Plongée en eaux troubles

Plongée en eaux troubles

L’eau est source de vie, source de confort et de bien être, mais elle peut aussi être parfois source de maladies qui peuvent parfois engendrer la mort. Elles ont pour nom : dysenterie, diarrhée, bilharziose, choléra, typhoïde, vers intestinaux, infections gastro-intestinales diverses, etc. Ce sont des maladies à transmission hydrique qui résultent de la contamination des systèmes de distribution d'eau potable par les excréments des êtres humains ou des animaux infectés. L’eau d’irrigation agricole peut aussi contaminer les aliments, puis les humains qui les consomment.

«  Une maladie d’origine hydrique est définie comme toute maladie de nature infectieuse ou d’origine physicochimique causée, ou présumée causée, par : ingestion d’eau, contact avec l’eau ou inhalation de vapeurs ou de gouttelettes d’eau »

On considère qu’aujourd’hui encore, les maladies hydriques touchent plus de la moitié des habitants des pays en voie de développement et que 25 millions de personnes en meurent chaque année, dont 6 millions sont des enfants de moins de 5 ans. On estime aussi que 100 millions de personnes souffrent en permanence de gastro-entérites causées par une eau contaminée et que 260 millions d’individus sont atteints de bilharziose.

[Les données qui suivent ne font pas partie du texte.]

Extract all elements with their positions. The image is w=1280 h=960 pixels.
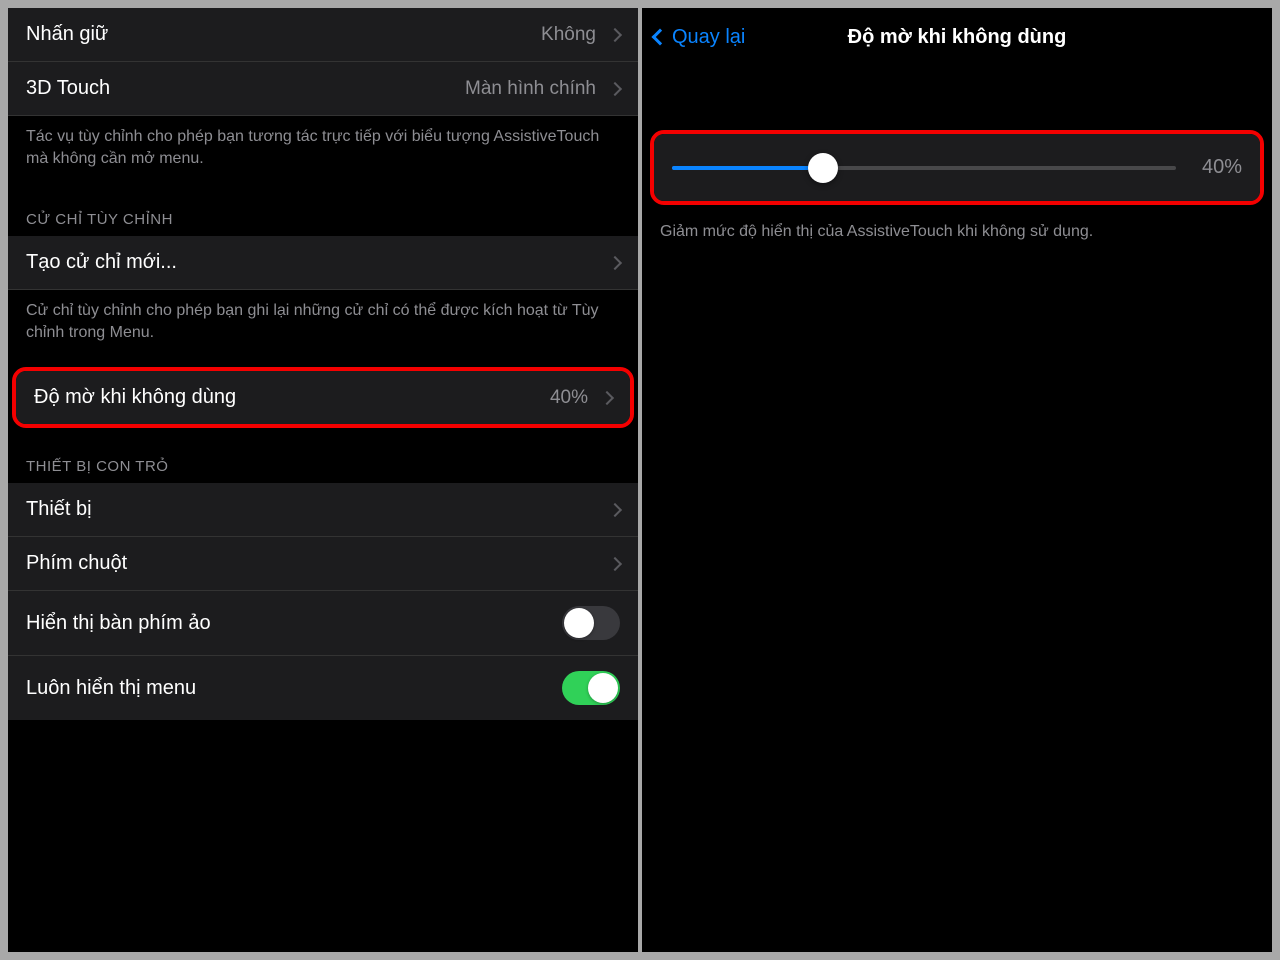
row-always-show-menu[interactable]: Luôn hiển thị menu xyxy=(8,656,638,720)
show-keyboard-label: Hiển thị bàn phím ảo xyxy=(26,612,211,635)
navbar: Quay lại Độ mờ khi không dùng xyxy=(642,8,1272,66)
show-keyboard-toggle[interactable] xyxy=(562,606,620,640)
slider-highlight: 40% xyxy=(650,130,1264,205)
mouse-keys-label: Phím chuột xyxy=(26,552,127,575)
section-header-custom-gestures: CỬ CHỈ TÙY CHỈNH xyxy=(8,187,638,236)
idle-opacity-highlight-wrap: Độ mờ khi không dùng 40% xyxy=(8,361,638,434)
idle-opacity-label: Độ mờ khi không dùng xyxy=(34,386,236,409)
settings-pane-right: Quay lại Độ mờ khi không dùng 40% Giảm m… xyxy=(642,8,1272,952)
settings-pane-left: Nhấn giữ Không 3D Touch Màn hình chính T… xyxy=(8,8,638,952)
row-opacity-slider: 40% xyxy=(654,134,1260,201)
back-label: Quay lại xyxy=(672,26,745,49)
idle-opacity-value-text: 40% xyxy=(550,387,588,409)
row-3d-touch[interactable]: 3D Touch Màn hình chính xyxy=(8,62,638,116)
press-hold-label: Nhấn giữ xyxy=(26,23,108,46)
slider-fill xyxy=(672,166,823,170)
devices-chevron-wrap xyxy=(604,505,620,515)
page-title: Độ mờ khi không dùng xyxy=(848,26,1067,49)
chevron-left-icon xyxy=(652,29,669,46)
toggle-knob xyxy=(588,673,618,703)
touch3d-value: Màn hình chính xyxy=(465,78,620,100)
touch3d-value-text: Màn hình chính xyxy=(465,78,596,100)
top-footer-text: Tác vụ tùy chỉnh cho phép bạn tương tác … xyxy=(8,116,638,187)
idle-opacity-value: 40% xyxy=(550,387,612,409)
mouse-keys-chevron-wrap xyxy=(604,559,620,569)
back-button[interactable]: Quay lại xyxy=(654,26,745,49)
row-show-keyboard[interactable]: Hiển thị bàn phím ảo xyxy=(8,591,638,656)
devices-label: Thiết bị xyxy=(26,498,92,521)
chevron-right-icon xyxy=(608,256,622,270)
idle-opacity-highlight: Độ mờ khi không dùng 40% xyxy=(12,367,634,428)
opacity-slider[interactable] xyxy=(672,166,1176,170)
chevron-right-icon xyxy=(608,557,622,571)
press-hold-value-text: Không xyxy=(541,24,596,46)
row-mouse-keys[interactable]: Phím chuột xyxy=(8,537,638,591)
opacity-slider-value: 40% xyxy=(1192,156,1242,179)
row-devices[interactable]: Thiết bị xyxy=(8,483,638,537)
row-press-hold[interactable]: Nhấn giữ Không xyxy=(8,8,638,62)
row-create-gesture[interactable]: Tạo cử chỉ mới... xyxy=(8,236,638,290)
row-idle-opacity[interactable]: Độ mờ khi không dùng 40% xyxy=(16,371,630,424)
opacity-footer-text: Giảm mức độ hiển thị của AssistiveTouch … xyxy=(642,211,1272,261)
touch3d-label: 3D Touch xyxy=(26,77,110,100)
slider-thumb[interactable] xyxy=(808,153,838,183)
toggle-knob xyxy=(564,608,594,638)
always-menu-toggle[interactable] xyxy=(562,671,620,705)
create-gesture-label: Tạo cử chỉ mới... xyxy=(26,251,177,274)
custom-gestures-footer: Cử chỉ tùy chỉnh cho phép bạn ghi lại nh… xyxy=(8,290,638,361)
chevron-right-icon xyxy=(608,503,622,517)
chevron-right-icon xyxy=(608,81,622,95)
chevron-right-icon xyxy=(608,27,622,41)
press-hold-value: Không xyxy=(541,24,620,46)
create-gesture-chevron-wrap xyxy=(604,258,620,268)
chevron-right-icon xyxy=(600,391,614,405)
slider-highlight-wrap: 40% xyxy=(642,66,1272,211)
always-menu-label: Luôn hiển thị menu xyxy=(26,677,196,700)
section-header-pointer-devices: THIẾT BỊ CON TRỎ xyxy=(8,434,638,483)
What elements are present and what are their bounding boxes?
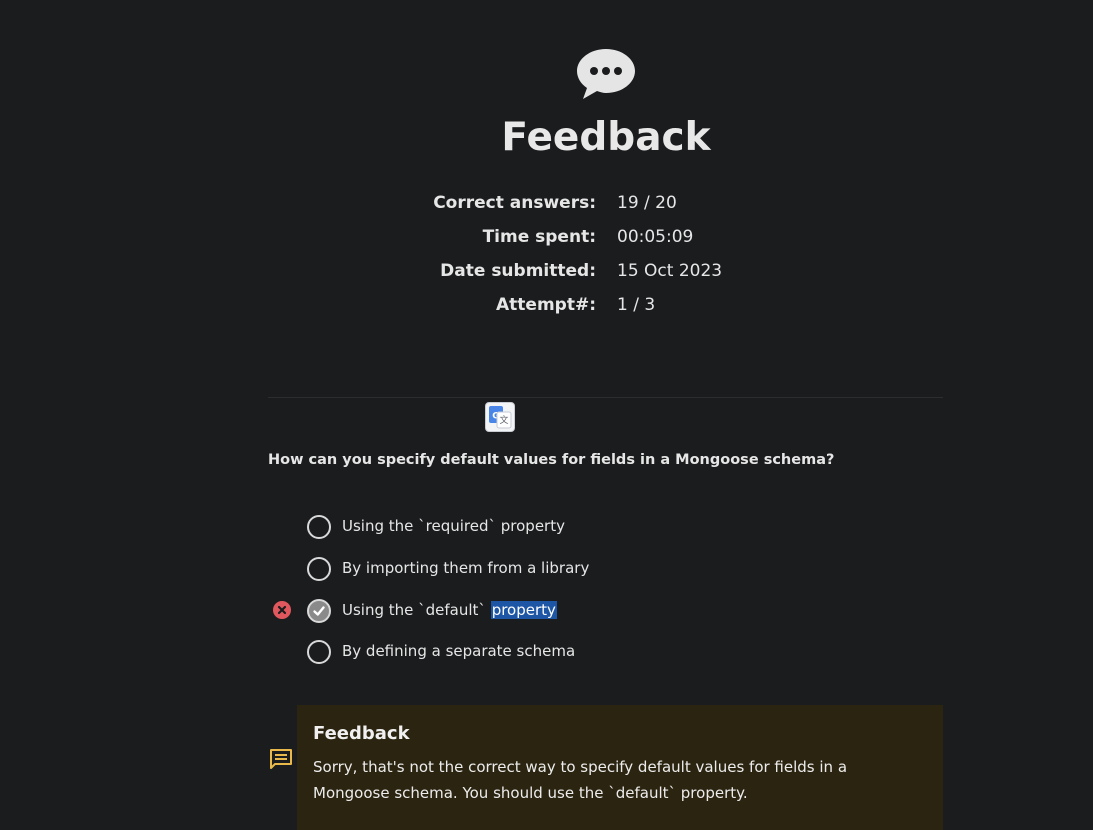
stat-value: 19 / 20 <box>617 193 677 213</box>
comment-icon <box>270 749 292 769</box>
stat-date-submitted: Date submitted: 15 Oct 2023 <box>0 256 1093 286</box>
stat-attempt: Attempt#: 1 / 3 <box>0 290 1093 320</box>
stat-value: 15 Oct 2023 <box>617 261 723 281</box>
radio-button-checked[interactable] <box>307 599 331 623</box>
option-label: Using the `required` property <box>342 517 565 535</box>
stat-value: 00:05:09 <box>617 227 694 247</box>
feedback-page: Feedback Correct answers: 19 / 20 Time s… <box>0 0 1093 830</box>
option-label: By defining a separate schema <box>342 642 576 660</box>
option-label: Using the `default` property <box>342 601 557 619</box>
stat-label: Correct answers: <box>433 193 596 213</box>
stat-value: 1 / 3 <box>617 295 656 315</box>
section-divider <box>268 397 943 398</box>
stat-correct-answers: Correct answers: 19 / 20 <box>0 188 1093 218</box>
translate-button[interactable]: G 文 <box>485 402 515 432</box>
radio-button[interactable] <box>307 640 331 664</box>
radio-button[interactable] <box>307 557 331 581</box>
svg-text:文: 文 <box>499 414 508 426</box>
radio-button[interactable] <box>307 515 331 539</box>
selected-text-highlight: property <box>490 601 557 619</box>
speech-bubble-icon <box>577 49 635 99</box>
stat-label: Date submitted: <box>440 261 596 281</box>
feedback-text: Sorry, that's not the correct way to spe… <box>313 758 848 802</box>
google-translate-icon: G 文 <box>489 406 512 429</box>
feedback-title: Feedback <box>313 723 410 744</box>
page-title: Feedback <box>501 115 711 160</box>
question-text: How can you specify default values for f… <box>268 452 835 468</box>
stat-label: Attempt#: <box>496 295 596 315</box>
stat-label: Time spent: <box>482 227 596 247</box>
feedback-panel: Feedback Sorry, that's not the correct w… <box>297 705 943 830</box>
stat-time-spent: Time spent: 00:05:09 <box>0 222 1093 252</box>
checkmark-icon <box>313 606 325 616</box>
incorrect-icon <box>273 601 291 619</box>
option-label-text: Using the `default` <box>342 601 491 619</box>
option-label: By importing them from a library <box>342 559 590 577</box>
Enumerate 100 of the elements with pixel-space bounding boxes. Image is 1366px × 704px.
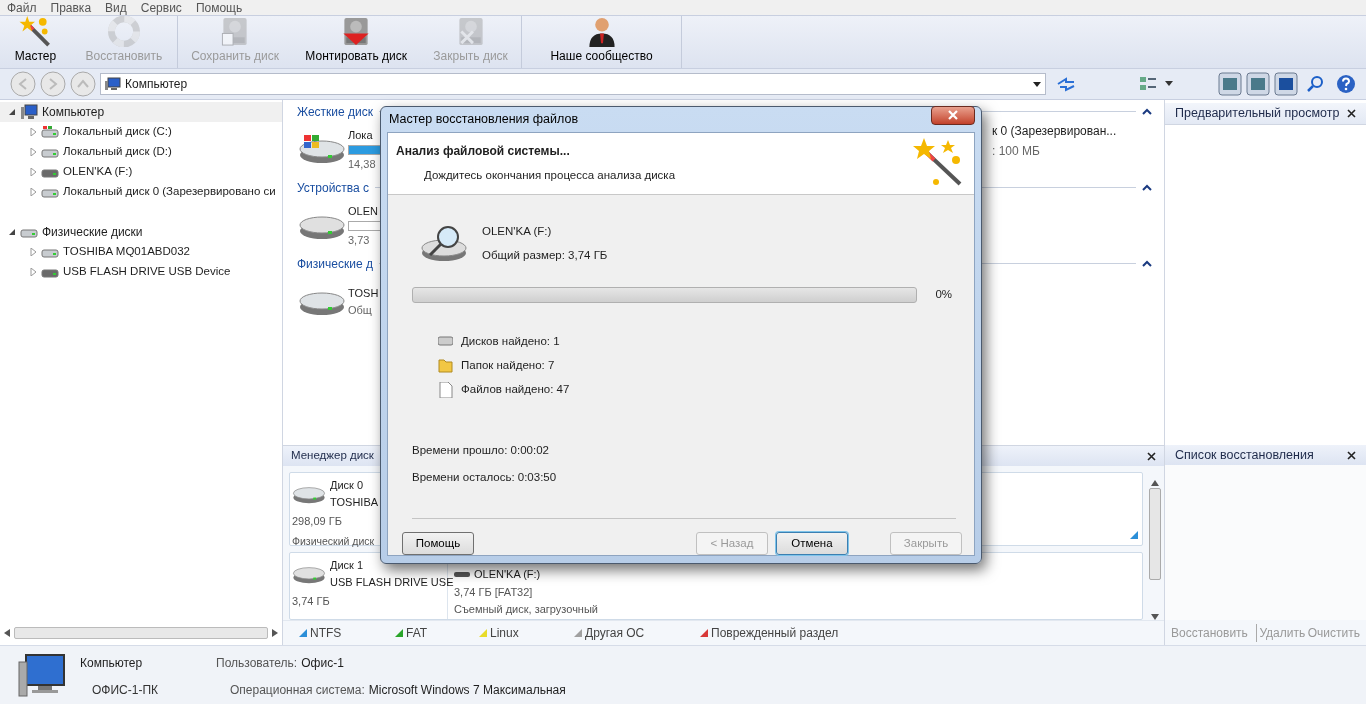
disk-name: Диск 0 bbox=[330, 478, 365, 493]
panel-title: Список восстановления bbox=[1175, 446, 1315, 464]
drive-name: Лока bbox=[348, 128, 374, 143]
floppy-icon bbox=[1274, 72, 1298, 96]
computer-icon bbox=[105, 77, 121, 91]
scroll-left-icon bbox=[2, 628, 12, 638]
usb-drive-icon bbox=[41, 266, 59, 278]
time-info: Времени прошло: 0:00:02 bbox=[412, 442, 550, 458]
legend-label: Linux bbox=[490, 625, 519, 642]
hard-drive-icon bbox=[41, 146, 59, 158]
address-field[interactable]: Компьютер bbox=[100, 73, 1046, 95]
close-button[interactable] bbox=[1347, 450, 1356, 460]
panel-title: Менеджер диск bbox=[291, 448, 374, 464]
legend-label: Поврежденный раздел bbox=[711, 625, 839, 642]
disk-size: 3,74 ГБ bbox=[292, 594, 331, 609]
tree-item[interactable]: USB FLASH DRIVE USB Device bbox=[63, 263, 231, 281]
menu-item[interactable]: Сервис bbox=[140, 1, 182, 14]
progress-percent: 0% bbox=[935, 287, 952, 303]
drive-name: OLEN'KA (F:) bbox=[482, 223, 553, 239]
section-heading: Физические д bbox=[297, 255, 373, 273]
usb-drive-icon bbox=[454, 570, 470, 578]
drive-info: 3,73 bbox=[348, 232, 371, 248]
magic-wand-icon bbox=[912, 137, 964, 188]
hard-drive-icon bbox=[298, 134, 346, 165]
menu-item[interactable]: Помощь bbox=[195, 1, 243, 14]
close-icon bbox=[1347, 450, 1356, 460]
close-button[interactable] bbox=[1147, 451, 1156, 461]
tree-item[interactable]: OLEN'KA (F:) bbox=[63, 163, 133, 181]
host-name: ОФИС-1-ПК bbox=[91, 682, 160, 699]
step-heading: Анализ файловой системы... bbox=[396, 142, 571, 160]
tree-item[interactable]: Локальный диск (D:) bbox=[63, 143, 172, 161]
field-label: Пользователь: bbox=[216, 655, 298, 672]
disk-model: TOSHIBA bbox=[330, 494, 379, 510]
disk-name: Диск 1 bbox=[330, 558, 365, 573]
field-value: Microsoft Windows 7 Максимальная bbox=[368, 682, 566, 699]
scroll-up-icon bbox=[1150, 480, 1159, 486]
search-icon bbox=[1306, 75, 1324, 93]
dialog-title: Мастер восстановления файлов bbox=[389, 111, 580, 128]
dialog-button[interactable]: Отмена bbox=[776, 532, 848, 555]
hard-drive-icon bbox=[41, 246, 59, 258]
partition-name: OLEN'KA (F:) bbox=[474, 567, 541, 582]
partition-type: Съемный диск, загрузочный bbox=[454, 602, 599, 617]
collapse-caret-icon bbox=[1142, 108, 1152, 115]
found-count: Файлов найдено: 47 bbox=[461, 381, 570, 397]
tree-item[interactable]: TOSHIBA MQ01ABD032 bbox=[63, 243, 190, 261]
collapse-caret-icon bbox=[1142, 260, 1152, 267]
close-icon bbox=[948, 110, 958, 121]
field-value: Офис-1 bbox=[301, 655, 344, 672]
refresh-arrows-icon bbox=[1056, 76, 1076, 92]
horizontal-scrollbar[interactable] bbox=[14, 627, 268, 639]
partition-size: 3,74 ГБ [FAT32] bbox=[454, 584, 534, 600]
menu-item[interactable]: Вид bbox=[105, 1, 127, 14]
legend-label: FAT bbox=[406, 625, 428, 642]
toolbar-button[interactable]: Монтировать диск bbox=[301, 16, 412, 68]
legend-label: NTFS bbox=[310, 625, 342, 642]
hard-drive-icon bbox=[41, 126, 59, 138]
field-label: Операционная система: bbox=[230, 682, 365, 699]
tree-item[interactable]: Локальный диск (C:) bbox=[63, 123, 172, 141]
help-icon bbox=[1336, 74, 1356, 94]
dialog-button[interactable]: Помощь bbox=[402, 532, 474, 555]
section-heading: Устройства с bbox=[297, 179, 370, 197]
tree-item[interactable]: Физические диски bbox=[42, 223, 143, 241]
scroll-right-icon bbox=[270, 628, 280, 638]
document-icon bbox=[438, 381, 453, 398]
close-icon bbox=[1347, 109, 1356, 118]
drive-info: Общ bbox=[348, 303, 373, 318]
menu-item[interactable]: Правка bbox=[50, 1, 92, 14]
picture-view-icon bbox=[1246, 72, 1270, 96]
magic-wand-icon bbox=[19, 16, 52, 47]
toolbar-button[interactable]: Мастер bbox=[10, 16, 61, 68]
scrollbar-thumb[interactable] bbox=[1148, 488, 1161, 580]
drive-magnifier-icon bbox=[420, 224, 470, 263]
drive-name: OLEN bbox=[348, 204, 379, 219]
section-heading: Жесткие диск bbox=[297, 103, 374, 121]
legend-label: Другая ОС bbox=[585, 625, 645, 642]
computer-icon bbox=[20, 104, 38, 120]
tree-item[interactable]: Локальный диск 0 (Зарезервировано си bbox=[63, 183, 276, 201]
disk-view-icon bbox=[1218, 72, 1242, 96]
drive-name: к 0 (Зарезервирован... bbox=[992, 123, 1117, 140]
disk-model: USB FLASH DRIVE USE bbox=[330, 574, 454, 590]
hard-drive-icon bbox=[20, 226, 38, 238]
computer-name: Компьютер bbox=[80, 655, 144, 672]
computer-monitor-icon bbox=[18, 654, 66, 698]
lifebuoy-icon bbox=[107, 16, 140, 47]
hard-drive-icon bbox=[41, 186, 59, 198]
close-button[interactable] bbox=[1347, 109, 1356, 118]
panel-title: Предварительный просмотр bbox=[1175, 105, 1341, 123]
disk-type: Физический диск bbox=[292, 533, 375, 549]
menu-item[interactable]: Файл bbox=[7, 1, 37, 14]
collapse-caret-icon bbox=[1142, 184, 1152, 191]
step-description: Дождитесь окончания процесса анализа диска bbox=[423, 167, 676, 183]
usb-drive-icon bbox=[41, 166, 59, 178]
drive-info: 14,38 bbox=[348, 156, 377, 172]
found-count: Папок найдено: 7 bbox=[461, 357, 555, 373]
time-info: Времени осталось: 0:03:50 bbox=[412, 469, 558, 485]
toolbar-button[interactable]: Наше сообщество bbox=[546, 16, 657, 68]
drive-info: : 100 МБ bbox=[992, 143, 1041, 160]
ntfs-corner-icon bbox=[1130, 531, 1138, 539]
drive-size: Общий размер: 3,74 ГБ bbox=[482, 248, 608, 263]
close-icon bbox=[1147, 451, 1156, 461]
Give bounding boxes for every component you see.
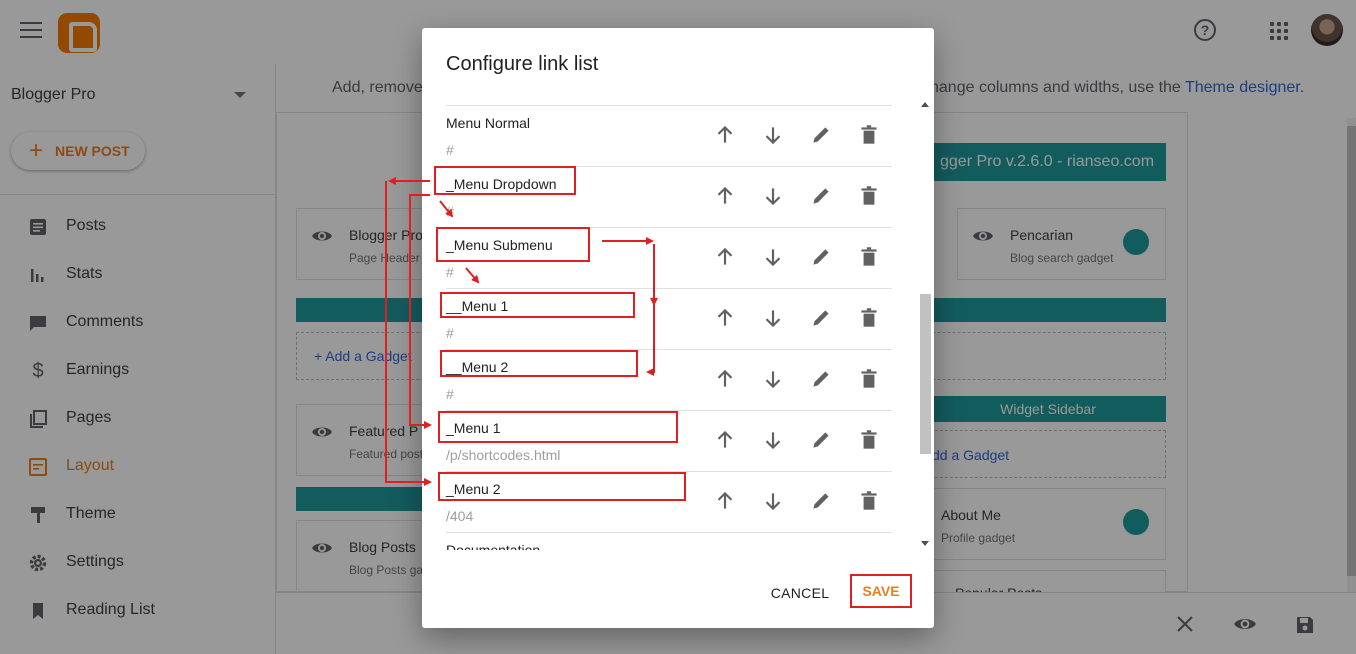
move-down-icon[interactable] xyxy=(760,488,786,514)
edit-pencil-icon[interactable] xyxy=(808,366,834,392)
link-label: __Menu 1 xyxy=(446,298,509,314)
cancel-button[interactable]: CANCEL xyxy=(768,576,832,610)
move-up-icon[interactable] xyxy=(712,366,738,392)
link-row[interactable]: Menu Normal # xyxy=(446,105,892,166)
edit-pencil-icon[interactable] xyxy=(808,122,834,148)
link-url: # xyxy=(446,264,454,280)
link-row[interactable]: _Menu 2/404 xyxy=(446,471,892,532)
delete-trash-icon[interactable] xyxy=(856,366,882,392)
save-button[interactable]: SAVE xyxy=(850,574,912,608)
scroll-thumb[interactable] xyxy=(920,294,931,454)
link-label: Menu Normal xyxy=(446,115,531,131)
link-row[interactable]: _Menu Dropdown # xyxy=(446,166,892,227)
edit-pencil-icon[interactable] xyxy=(808,183,834,209)
move-up-icon[interactable] xyxy=(712,427,738,453)
edit-pencil-icon[interactable] xyxy=(808,488,834,514)
link-url: # xyxy=(446,386,454,402)
move-down-icon[interactable] xyxy=(760,244,786,270)
link-row[interactable]: Documentation xyxy=(446,532,892,550)
move-up-icon[interactable] xyxy=(712,122,738,148)
move-up-icon[interactable] xyxy=(712,305,738,331)
link-label: Documentation xyxy=(446,542,541,550)
link-url: # xyxy=(446,142,454,158)
link-url: # xyxy=(446,203,454,219)
configure-link-list-dialog: Configure link list Menu Normal # _Menu Dr… xyxy=(422,28,934,628)
move-down-icon[interactable] xyxy=(760,549,786,550)
move-down-icon[interactable] xyxy=(760,305,786,331)
move-up-icon[interactable] xyxy=(712,244,738,270)
dialog-title: Configure link list xyxy=(446,53,599,75)
move-down-icon[interactable] xyxy=(760,122,786,148)
link-row[interactable]: _Menu Submenu # xyxy=(446,227,892,288)
edit-pencil-icon[interactable] xyxy=(808,427,834,453)
link-label: _Menu 1 xyxy=(446,420,501,436)
move-down-icon[interactable] xyxy=(760,366,786,392)
dialog-scrollbar[interactable] xyxy=(918,98,932,550)
scroll-up-arrow-icon[interactable] xyxy=(921,102,929,107)
edit-pencil-icon[interactable] xyxy=(808,549,834,550)
link-list: Menu Normal # _Menu Dropdown # _Menu Submenu… xyxy=(422,104,934,550)
link-label: _Menu 2 xyxy=(446,481,501,497)
link-row[interactable]: _Menu 1/p/shortcodes.html xyxy=(446,410,892,471)
delete-trash-icon[interactable] xyxy=(856,122,882,148)
delete-trash-icon[interactable] xyxy=(856,549,882,550)
link-row[interactable]: __Menu 1 # xyxy=(446,288,892,349)
move-up-icon[interactable] xyxy=(712,549,738,550)
link-label: __Menu 2 xyxy=(446,359,509,375)
link-url: /p/shortcodes.html xyxy=(446,447,561,463)
move-down-icon[interactable] xyxy=(760,183,786,209)
link-row[interactable]: __Menu 2 # xyxy=(446,349,892,410)
delete-trash-icon[interactable] xyxy=(856,244,882,270)
link-url: # xyxy=(446,325,454,341)
edit-pencil-icon[interactable] xyxy=(808,244,834,270)
link-label: _Menu Submenu xyxy=(446,237,553,253)
delete-trash-icon[interactable] xyxy=(856,183,882,209)
delete-trash-icon[interactable] xyxy=(856,427,882,453)
delete-trash-icon[interactable] xyxy=(856,305,882,331)
move-up-icon[interactable] xyxy=(712,488,738,514)
link-url: /404 xyxy=(446,508,474,524)
delete-trash-icon[interactable] xyxy=(856,488,882,514)
move-down-icon[interactable] xyxy=(760,427,786,453)
scroll-down-arrow-icon[interactable] xyxy=(921,541,929,546)
link-label: _Menu Dropdown xyxy=(446,176,557,192)
edit-pencil-icon[interactable] xyxy=(808,305,834,331)
move-up-icon[interactable] xyxy=(712,183,738,209)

Elles apparaissent là où les infrastructures sanitaires, de traitement et d’assainissement de l’eau sont inexistantes ou inefficaces. C’est malheureusement trop souvent le cas dans les pays les plus pauvres de la planète, mais ce type de situation peut aussi se retrouver lors de conflits armés ou après des évènements météorologiques extrêmes qui détruisent en partie ou en totalité les systèmes de traitement des eaux.

 

Source: FreeDigitalPhotos.net

Dans plusieurs endroits de la planète, la raison principale du développement des maladies à transmission hydrique est la pauvreté. Certaines populations ne disposent toujours pas d’un accès à de l’eau potable, ni même des aménagements indispensables aux traitements des eaux usées, pas plus qu’ils ne disposent des infrastructures médicales pour traiter efficacement les affections quand elles se développent. L’augmentation des populations dans ces pays, combinée à l’augmentation des températures ou à davantage de pluie, vont aggraver les problèmes de contamination microbiologique de l’eau, ce qui aura pour effet d’augmenter le nombre de personnes malades et malheureusement de décès. La chloration de l’eau est souvent une étape obligée même si l’usage de ce désinfectant peut comporter des petits risques pour la santé humaine après quelques décennies. Néanmoins, le chlore représente une excellente garantie pour offrir à bas prix une très bonne qualité de l’eau durant son transport jusqu’aux robinets dans nos maisons.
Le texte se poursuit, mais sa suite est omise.